I know quince, an apple relative and apple cuttings are near impossible to root, will be a dilly of a cutting to root but any advice will be most welcome.
Mike, if you are speaking of common flowering Quince, my book says that it will root easily in June/July using 1000 to 5000 PPM IBA solution and mist in a very well drained medium. without mist, I would still try it using a humidity chamber and bright light, but no sun. I also know that it will ground layer, because I dig them around the perimeter of the clump.
Oh yes, it says the cutting should be 1/4 inch diameter by 3" long.
If it is something other than what I have looked up, email me with a scientific name and I will see if it is listed in my book on woody plants.
Mike, I live in zone 7B, Georgia. I took cuttings of Flowering Quince last year on August 20th and they rooted easily. The cuttings were about 3-4" long. I trimmed off all leaves but top two, dusted them with some Greenlight rooting hormone, stuck them into peat pellets which I had soaked in water and let drain until they were damp, not wet. Then I enclosed them in zip lock bags and "forgot" about them for a few weeks.

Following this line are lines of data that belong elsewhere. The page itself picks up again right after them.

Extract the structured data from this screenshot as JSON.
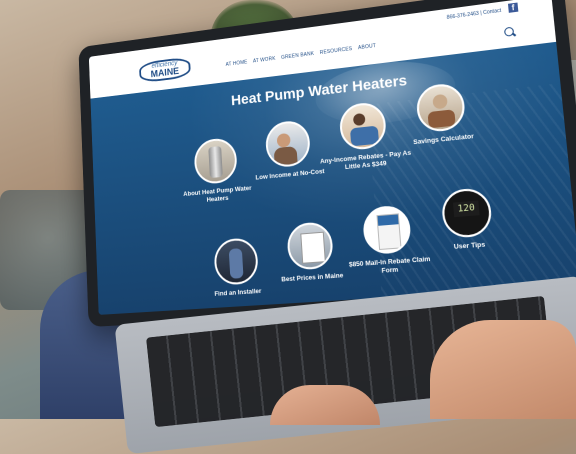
{
  "header": {
    "logo_line1": "efficiency",
    "logo_line2": "MAINE",
    "contact": "866-376-2463 | Contact",
    "nav": [
      "AT HOME",
      "AT WORK",
      "GREEN BANK",
      "RESOURCES",
      "ABOUT"
    ]
  },
  "hero": {
    "title": "Heat Pump Water Heaters"
  },
  "tiles": [
    {
      "label": "About Heat Pump Water Heaters",
      "icon": "water-heater"
    },
    {
      "label": "Low Income at No-Cost",
      "icon": "technician"
    },
    {
      "label": "Any-Income Rebates - Pay As Little As $349",
      "icon": "family"
    },
    {
      "label": "Savings Calculator",
      "icon": "person-reading"
    },
    {
      "label": "Find an Installer",
      "icon": "installer"
    },
    {
      "label": "Best Prices in Maine",
      "icon": "price-sheet"
    },
    {
      "label": "$850 Mail-In Rebate Claim Form",
      "icon": "rebate-form"
    },
    {
      "label": "User Tips",
      "icon": "thermostat-display"
    }
  ],
  "thermostat_display": "120",
  "colors": {
    "brand_blue": "#1f4c86",
    "hero_blue": "#1b4a7a",
    "facebook": "#3b5998"
  }
}
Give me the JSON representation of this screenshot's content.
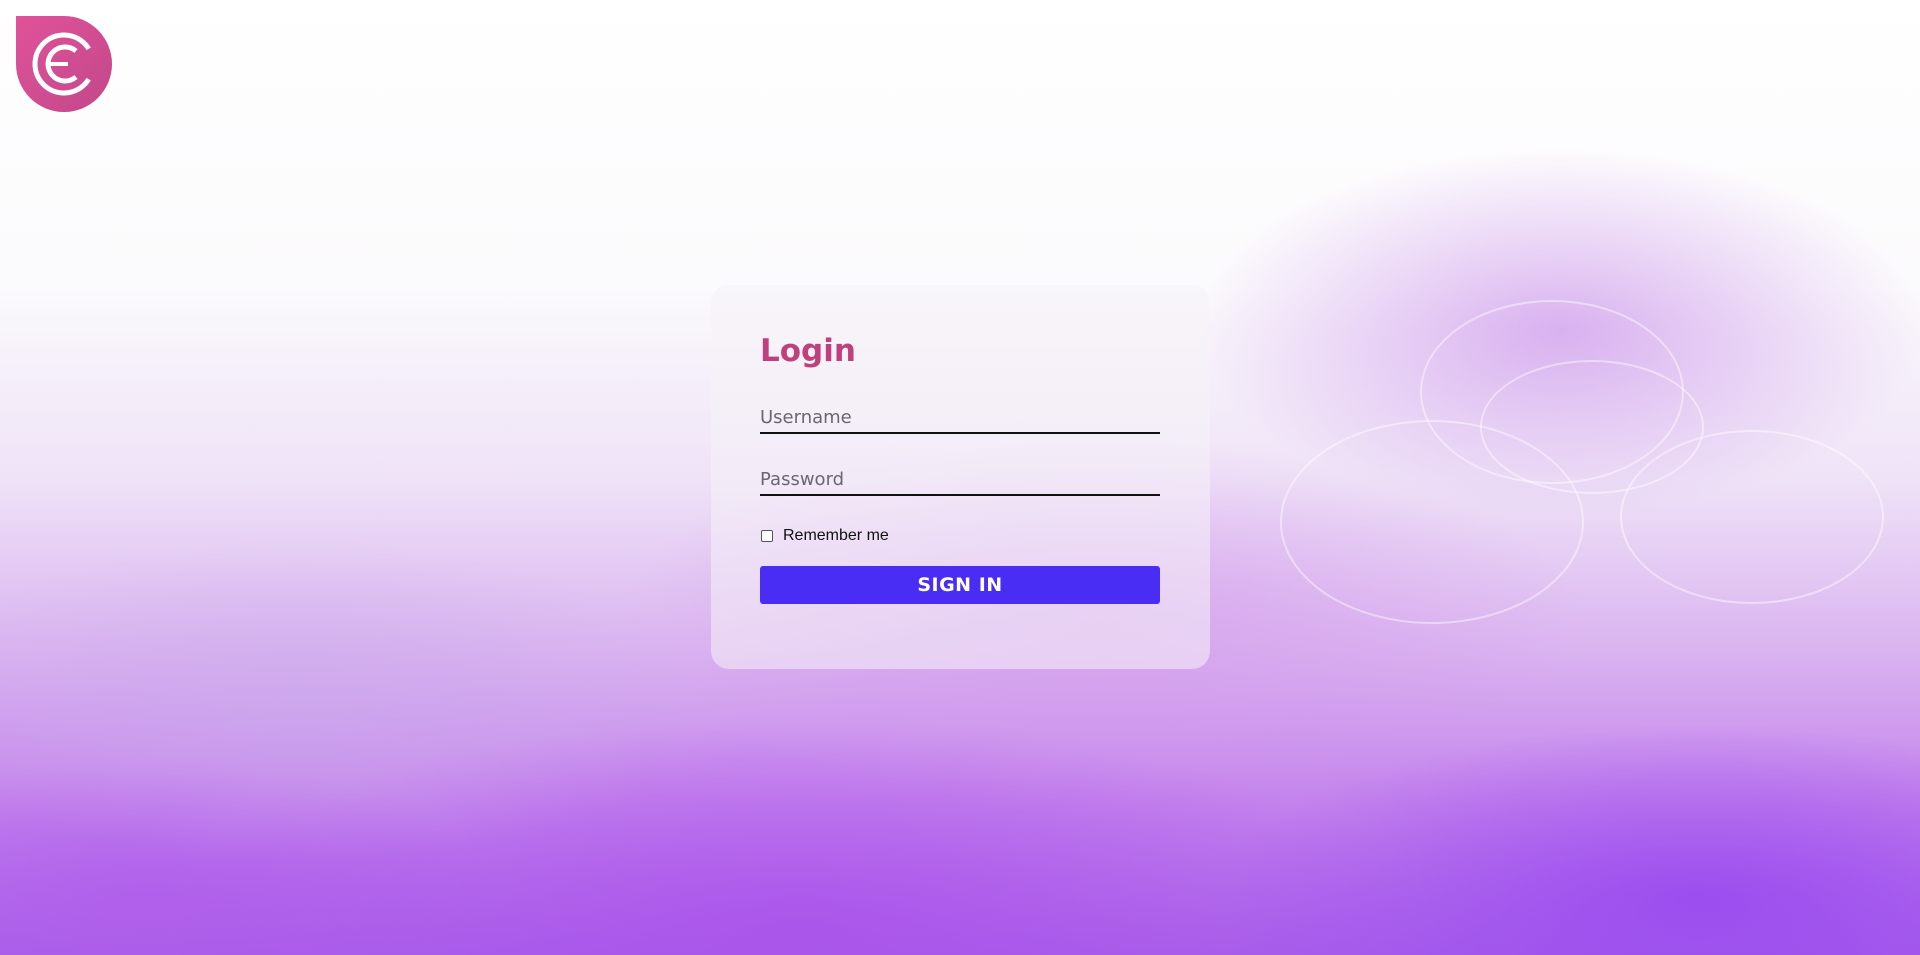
{
  "logo": {
    "icon": "euro-circle-icon",
    "color": "#d24b91"
  },
  "login": {
    "title": "Login",
    "username_placeholder": "Username",
    "password_placeholder": "Password",
    "remember_label": "Remember me",
    "signin_label": "SIGN IN"
  },
  "colors": {
    "title": "#c0407d",
    "button": "#4a2df5"
  }
}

I did not find it necessary to mist or add water since the zip lock bag helped retain the moisture.
I think you should still have time to root the cuttings this year if you want to in Zone 8. I planted the rooted cuttings in my "holding" garden last November before first frost and they made it just fine. Quince is slow grower (for me at least). They are around 10" tall end of first year of life.

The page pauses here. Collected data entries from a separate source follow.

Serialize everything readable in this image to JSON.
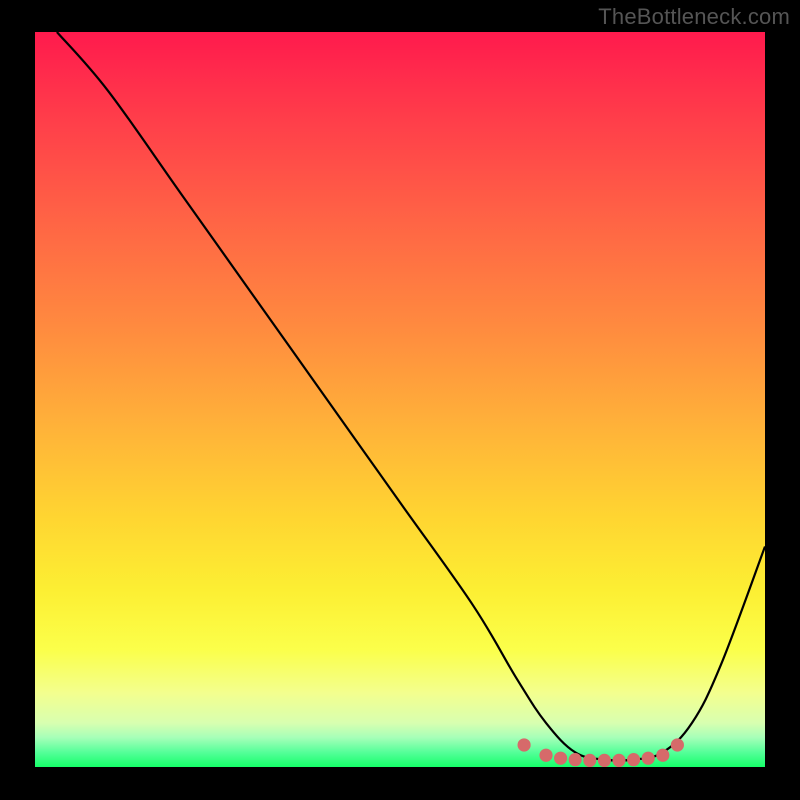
{
  "watermark": "TheBottleneck.com",
  "chart_data": {
    "type": "line",
    "title": "",
    "xlabel": "",
    "ylabel": "",
    "xlim": [
      0,
      100
    ],
    "ylim": [
      0,
      100
    ],
    "grid": false,
    "series": [
      {
        "name": "curve",
        "color": "#000000",
        "x": [
          3,
          10,
          20,
          30,
          40,
          50,
          60,
          66,
          70,
          74,
          78,
          82,
          86,
          90,
          94,
          100
        ],
        "y": [
          100,
          92,
          78,
          64,
          50,
          36,
          22,
          12,
          6,
          2,
          1,
          1,
          2,
          6,
          14,
          30
        ]
      },
      {
        "name": "markers",
        "color": "#d66a6a",
        "type": "scatter",
        "x": [
          67,
          70,
          72,
          74,
          76,
          78,
          80,
          82,
          84,
          86,
          88
        ],
        "y": [
          3.0,
          1.6,
          1.2,
          1.0,
          0.9,
          0.9,
          0.9,
          1.0,
          1.2,
          1.6,
          3.0
        ]
      }
    ],
    "gradient_stops": [
      {
        "pos": 0,
        "color": "#ff1a4d"
      },
      {
        "pos": 12,
        "color": "#ff3e4a"
      },
      {
        "pos": 26,
        "color": "#ff6545"
      },
      {
        "pos": 40,
        "color": "#ff8a3f"
      },
      {
        "pos": 54,
        "color": "#ffb339"
      },
      {
        "pos": 66,
        "color": "#ffd531"
      },
      {
        "pos": 76,
        "color": "#fcef33"
      },
      {
        "pos": 84,
        "color": "#fbff4a"
      },
      {
        "pos": 90,
        "color": "#f3ff8f"
      },
      {
        "pos": 94,
        "color": "#d8ffb0"
      },
      {
        "pos": 96,
        "color": "#a6ffb8"
      },
      {
        "pos": 98,
        "color": "#55ff99"
      },
      {
        "pos": 100,
        "color": "#15ff69"
      }
    ]
  }
}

No this is the fruiting type of quince. I've read that the type grown more for their flowers are somewhat easy to root while the fruit produces are another animal (o.k. plant ;o) all together.

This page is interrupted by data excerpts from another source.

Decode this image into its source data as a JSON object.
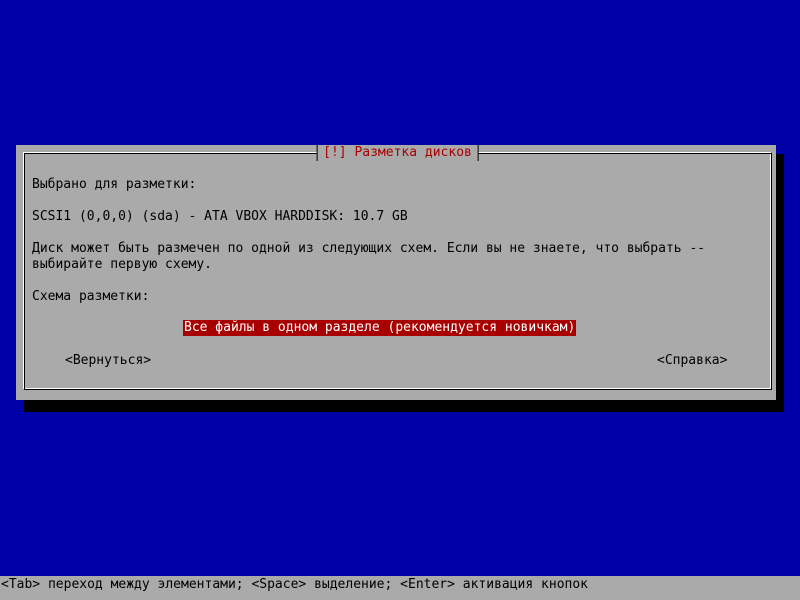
{
  "dialog": {
    "title": "[!] Разметка дисков",
    "selected_label": "Выбрано для разметки:",
    "disk": "SCSI1 (0,0,0) (sda) - ATA VBOX HARDDISK: 10.7 GB",
    "description_line1": "Диск может быть размечен по одной из следующих схем. Если вы не знаете, что выбрать --",
    "description_line2": "выбирайте первую схему.",
    "scheme_label": "Схема разметки:",
    "options": [
      "Все файлы в одном разделе (рекомендуется новичкам)"
    ],
    "back_button": "<Вернуться>",
    "help_button": "<Справка>"
  },
  "statusbar": {
    "hint": "<Tab> переход между элементами; <Space> выделение; <Enter> активация кнопок"
  },
  "colors": {
    "background": "#0000a8",
    "dialog": "#aaaaaa",
    "accent": "#a80000",
    "highlight_text": "#ffffff"
  }
}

I have yet to get together with the owner of this plant so will follow up with more details.
Wish me luck :o)
Mike, I cut a branch and cram the bugger in the ground and it sprouts roots. My experience with them is that spread and take over the yard if you let them. I think if you treat it nicely, it should be no problem at all to get it to root.
According to the 1888 edition of W. W. Meech's book "Quince Culture":
" Propagation by cuttings is probably the best method of multiplying quince trees. Cuttings of large branches are better than those of small shoots. The amount of wood seems to measure the vital force to form both roots and tops. From twelve to fifteen inches is a good length, enabling us to plant deeply, and so guard against drought.
The chief thing is to guard against the exhaustion of sap by evaporation until roots are formed. Facilities for regulating light, heat, air, and moisture with precision will enable us to succeed with a succulent cutting furnished with a few leaves. When the air is warmer than the earth, buds are excited more than roots; and when the ground is warmest, root growth is most excited. Hence the custom of burying cuttings inverted during the winter, to keep the bnds dormant while a callus is forming for the emission of roots.
Holding the cutting in the hole at the right depth with the left hand, pnsh the earth firmly against the cutting with the dibble, as yon would in planting a cabbage. For lack of such firming the earth there are many failures.
The fall, after the leaves have dropped, is generally preferred for taking the cuttings; but they may be taken much later. I have had some cuttings grow in the open air, which were made in May, after the trees were growing.
Root Cuttings a foot or so long are best prepared before the buds swell in spring. I have trees from pieces of roots cut off by the plow as late as June. Plant at an angle of about forty-five degrees, or as near as you can to their natural position. "
I did a "clandestine" cutting of the most pecatcular quince I saw on the side of the road. Everyday I passed this beautiful show and just had to have some for myself. It didn't appear to be on anyone's property - outside a fence on a busy road. One day, I finally remberered clippers and in high heels, in the rain I jumped out to take some cuttings. I cut 4 or 5 good branches, put them in pots with starting mix. With high hopes I "watered the hell out of them" just like I have done with roses and forsythia. They look pretty bad... all of the leaves are dead but the bark when scratched is still green. Do I give up or keep trying with rooting solution etc.. ? I just have to have this plant!
If the Quince wasn't on your property it was on someone elses. How sad they must have been to find their "spectacular quince" cut. I suggest you visit a nursery or find the land owner for permission to cut.
Sorry for off-topic post. I'm a newbie and don't see a "subscribe" button anywhere so I can save this discussion thread.
I'm in NH, zone unknown, but my neighbor has beauty flowering quince and I want cuttings! This thread is great. Wish I knew how to subscribe.
Here is the link to join:
Here is a link that might be useful: Join GardenWeb
how did you post if you havent joined??
such are the mysteries of life, i guess
We have a very old Quince tree on the property. Has anyone had any luck with seeds?
putting this message so I will be able to find it next summer.